16コア、256スレッド化の挑戦にフォーカスというのも分からなくは無いが、聴衆が皆、Victoria Fallsの発表の内容を覚えているわけでもないし、あまり具体的な数字を出さないで挑戦と言われてもピンと来ないということで、分かりづらい発表であった。多分、未発表の製品であるので、これらの具体的な情報は出すなという会社としての方針で、同氏としては苦しい発表であったのであろう。

Intelの「Nehalem EX」やIBMの「POWER7」では、コアとローカルな3次キャッシュが密に結合し、他のコアの3次キャッシュは距離が遠くなるという構造であるが、Rainbow Fallsでは、16個のコアと16バンクの2次キャッシュをクロスバにより等距離で接続する構成になっている。ただし、これらのコアと2次キャッシュを直接接続するためには16x16のクロスバが必要であり、面積が大きくなってしまい予定の面積で実現できない。このため、2つのコアと2バンクをそれぞれ1つのグループとして8x8(これに加えてキャッシュを介さないI/O接続のポートがあるのか、実際は8x9)のクロスバとすることにより面積をセーブして実現している。

そして、2次キャッシュ以降は2つの独立したコヒーレンスプレーンに分割されており、アドレスインタリーブされた形で並列に動作することができると思われる。また、各コヒーレンスプレーンは2個のコヒーレンスユニット(COU)を持っているが、どのような使い分けがされるのかについては明らかにされなかった。

Rainbow Fallsの全体ブロック図

そして、コヒーレンスユニットから他のノードに接続する高速リンク用の3つのバッファであるLFU 0~3 とDRAMコントローラに接続されている。

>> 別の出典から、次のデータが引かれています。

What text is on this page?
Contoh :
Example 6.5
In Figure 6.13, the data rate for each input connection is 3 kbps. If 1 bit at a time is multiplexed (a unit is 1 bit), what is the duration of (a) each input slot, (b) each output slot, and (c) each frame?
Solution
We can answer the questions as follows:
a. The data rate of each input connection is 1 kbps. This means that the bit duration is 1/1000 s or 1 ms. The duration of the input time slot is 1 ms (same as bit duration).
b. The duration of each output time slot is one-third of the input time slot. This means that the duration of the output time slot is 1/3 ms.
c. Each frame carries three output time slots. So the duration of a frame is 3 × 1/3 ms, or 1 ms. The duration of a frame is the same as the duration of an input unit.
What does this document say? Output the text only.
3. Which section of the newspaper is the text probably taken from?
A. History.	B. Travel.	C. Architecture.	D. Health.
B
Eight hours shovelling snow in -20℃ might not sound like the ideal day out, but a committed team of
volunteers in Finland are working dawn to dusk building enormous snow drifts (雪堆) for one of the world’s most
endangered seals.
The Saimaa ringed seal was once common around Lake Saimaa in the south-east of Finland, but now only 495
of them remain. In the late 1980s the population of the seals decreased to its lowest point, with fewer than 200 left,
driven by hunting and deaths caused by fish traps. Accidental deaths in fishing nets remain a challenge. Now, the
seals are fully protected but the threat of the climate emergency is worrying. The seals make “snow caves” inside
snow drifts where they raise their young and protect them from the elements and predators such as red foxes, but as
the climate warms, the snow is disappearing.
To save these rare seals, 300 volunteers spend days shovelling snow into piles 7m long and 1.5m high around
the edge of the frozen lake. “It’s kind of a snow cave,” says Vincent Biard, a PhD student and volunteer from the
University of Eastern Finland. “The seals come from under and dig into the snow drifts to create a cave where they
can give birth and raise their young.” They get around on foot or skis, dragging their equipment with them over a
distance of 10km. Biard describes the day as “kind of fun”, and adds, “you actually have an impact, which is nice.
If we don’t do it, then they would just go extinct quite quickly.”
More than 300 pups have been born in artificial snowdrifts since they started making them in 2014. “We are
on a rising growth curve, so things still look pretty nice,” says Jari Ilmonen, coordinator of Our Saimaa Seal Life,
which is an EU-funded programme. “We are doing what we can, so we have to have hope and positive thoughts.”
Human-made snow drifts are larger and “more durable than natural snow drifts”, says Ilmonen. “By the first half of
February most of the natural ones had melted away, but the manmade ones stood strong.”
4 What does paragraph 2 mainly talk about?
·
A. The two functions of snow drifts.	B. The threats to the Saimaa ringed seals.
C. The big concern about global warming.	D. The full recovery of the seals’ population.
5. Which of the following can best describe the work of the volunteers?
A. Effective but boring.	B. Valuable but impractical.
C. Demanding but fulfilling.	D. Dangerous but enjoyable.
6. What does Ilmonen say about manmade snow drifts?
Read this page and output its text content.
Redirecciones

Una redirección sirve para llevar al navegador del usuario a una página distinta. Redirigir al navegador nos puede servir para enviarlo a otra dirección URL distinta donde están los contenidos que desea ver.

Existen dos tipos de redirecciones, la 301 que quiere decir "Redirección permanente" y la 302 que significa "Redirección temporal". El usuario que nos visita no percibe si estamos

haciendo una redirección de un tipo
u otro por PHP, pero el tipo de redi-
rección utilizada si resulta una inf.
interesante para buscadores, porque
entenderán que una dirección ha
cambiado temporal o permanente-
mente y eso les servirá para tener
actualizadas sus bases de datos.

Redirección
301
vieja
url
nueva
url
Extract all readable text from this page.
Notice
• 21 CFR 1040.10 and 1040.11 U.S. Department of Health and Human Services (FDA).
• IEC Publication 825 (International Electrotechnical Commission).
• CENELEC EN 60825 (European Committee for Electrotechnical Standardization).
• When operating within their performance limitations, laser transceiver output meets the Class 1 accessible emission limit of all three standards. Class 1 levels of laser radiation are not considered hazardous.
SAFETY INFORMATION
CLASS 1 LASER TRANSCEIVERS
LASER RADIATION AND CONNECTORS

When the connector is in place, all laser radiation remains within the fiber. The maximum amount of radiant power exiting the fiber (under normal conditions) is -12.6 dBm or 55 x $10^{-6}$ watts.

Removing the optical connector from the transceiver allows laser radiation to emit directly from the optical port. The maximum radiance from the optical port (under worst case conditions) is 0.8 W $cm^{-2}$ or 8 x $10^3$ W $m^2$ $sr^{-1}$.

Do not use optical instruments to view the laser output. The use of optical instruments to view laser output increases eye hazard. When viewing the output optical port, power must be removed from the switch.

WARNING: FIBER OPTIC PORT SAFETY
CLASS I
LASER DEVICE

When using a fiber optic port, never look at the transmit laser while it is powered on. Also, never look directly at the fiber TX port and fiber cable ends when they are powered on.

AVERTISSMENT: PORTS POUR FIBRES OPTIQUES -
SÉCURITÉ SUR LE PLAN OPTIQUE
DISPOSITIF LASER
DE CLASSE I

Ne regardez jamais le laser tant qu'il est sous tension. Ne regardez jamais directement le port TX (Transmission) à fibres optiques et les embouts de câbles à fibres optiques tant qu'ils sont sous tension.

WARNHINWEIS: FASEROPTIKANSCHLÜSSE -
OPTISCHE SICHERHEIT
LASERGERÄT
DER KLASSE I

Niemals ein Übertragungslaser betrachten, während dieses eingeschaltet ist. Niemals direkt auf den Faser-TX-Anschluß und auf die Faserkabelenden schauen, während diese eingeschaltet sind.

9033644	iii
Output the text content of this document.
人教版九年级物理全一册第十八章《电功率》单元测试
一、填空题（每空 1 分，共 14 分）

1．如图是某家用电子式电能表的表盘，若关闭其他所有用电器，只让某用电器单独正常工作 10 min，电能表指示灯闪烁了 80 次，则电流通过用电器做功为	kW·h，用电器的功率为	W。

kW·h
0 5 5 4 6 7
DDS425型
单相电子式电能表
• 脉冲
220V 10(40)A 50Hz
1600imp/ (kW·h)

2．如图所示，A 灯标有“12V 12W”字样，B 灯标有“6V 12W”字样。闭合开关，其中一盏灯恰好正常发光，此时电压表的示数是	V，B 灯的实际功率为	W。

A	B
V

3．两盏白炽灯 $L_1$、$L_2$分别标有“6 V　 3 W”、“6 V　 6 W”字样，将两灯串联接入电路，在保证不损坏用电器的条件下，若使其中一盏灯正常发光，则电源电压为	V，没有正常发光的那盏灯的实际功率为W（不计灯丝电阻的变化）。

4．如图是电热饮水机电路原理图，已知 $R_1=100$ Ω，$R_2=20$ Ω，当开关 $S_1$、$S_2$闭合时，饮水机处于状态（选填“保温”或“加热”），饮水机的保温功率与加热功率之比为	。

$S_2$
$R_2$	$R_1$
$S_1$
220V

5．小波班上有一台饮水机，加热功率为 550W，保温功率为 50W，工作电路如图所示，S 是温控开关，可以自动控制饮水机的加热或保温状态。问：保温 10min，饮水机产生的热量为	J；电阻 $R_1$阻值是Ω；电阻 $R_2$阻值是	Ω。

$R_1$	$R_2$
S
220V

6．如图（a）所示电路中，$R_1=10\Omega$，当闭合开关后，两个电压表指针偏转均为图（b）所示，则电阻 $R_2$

前世代のVictoria Fallsでは、他ノード接続は6.4GB/sのデータ伝送速度を持つ14レーンの高速シリアルリンクであったが、コア数が倍増しているので、これに対応して2倍程度の性能に増強されていると思われる。そして、メモリインタフェースはVictoria FallsではMCUあたりFB-DIMMが2チャネルであったが、これも2倍以上に増強されている可能性が高い。また、メモリとして、継続してFB-DIMMを使用しているのか、あるいはIntelやIBMのように外部にバッファチップを置いてDDR3を使用しているのかなどについても言及されなかった。

そして、チップの全体図として次の図が示された。外側の額縁の外部インタフェースとのバッファやSERDESの内側に上下2列に8コアずつが並んでいる。そしてその内側に2次キャッシュのデータアレイ、さらに2次キャッシュのタグアレイが配置され、中央にクロスバが配置されている。この配置の考え方はVictoria Fallsと同様である。

Rainbow Fallsのチップレイアウト図

発表では明らかにされていないが、使用プロセスは45nmと言われている。そして、400平方mm程度のチップを想定すると、このチップレイアウト図に占める面積から見て2次キャッシュの総量は8MB程度ではないかと推測される。65nmプロセスを使うVictoria Fallsの2次キャッシュは4MBであったので、Rainbow Fallsで8MBは妥当なサイズである。

また、Victoria Falls(UltraSPARC T2、T2+)のクロックは1.2/1.4/1.6GHzであり、1世代進んだ45nmプロセスを使っているとは言え、消費電力を考えるとコア数を倍増したRainbow Fallsのクロック周波数は同程度ではないかと推測される。

今回の発表では性能についても言及は無いが、コアあたりの性能は前世代を下回ることは無く、チップ全体ではVictoria Fallsの2倍以上の性能を実現すると思われる。したがって、大規模なWebサーバのように超多数のスレッドが並列動作する用途や、大規模なスレッド並列化が可能な用途では威力を発揮すると考えられる。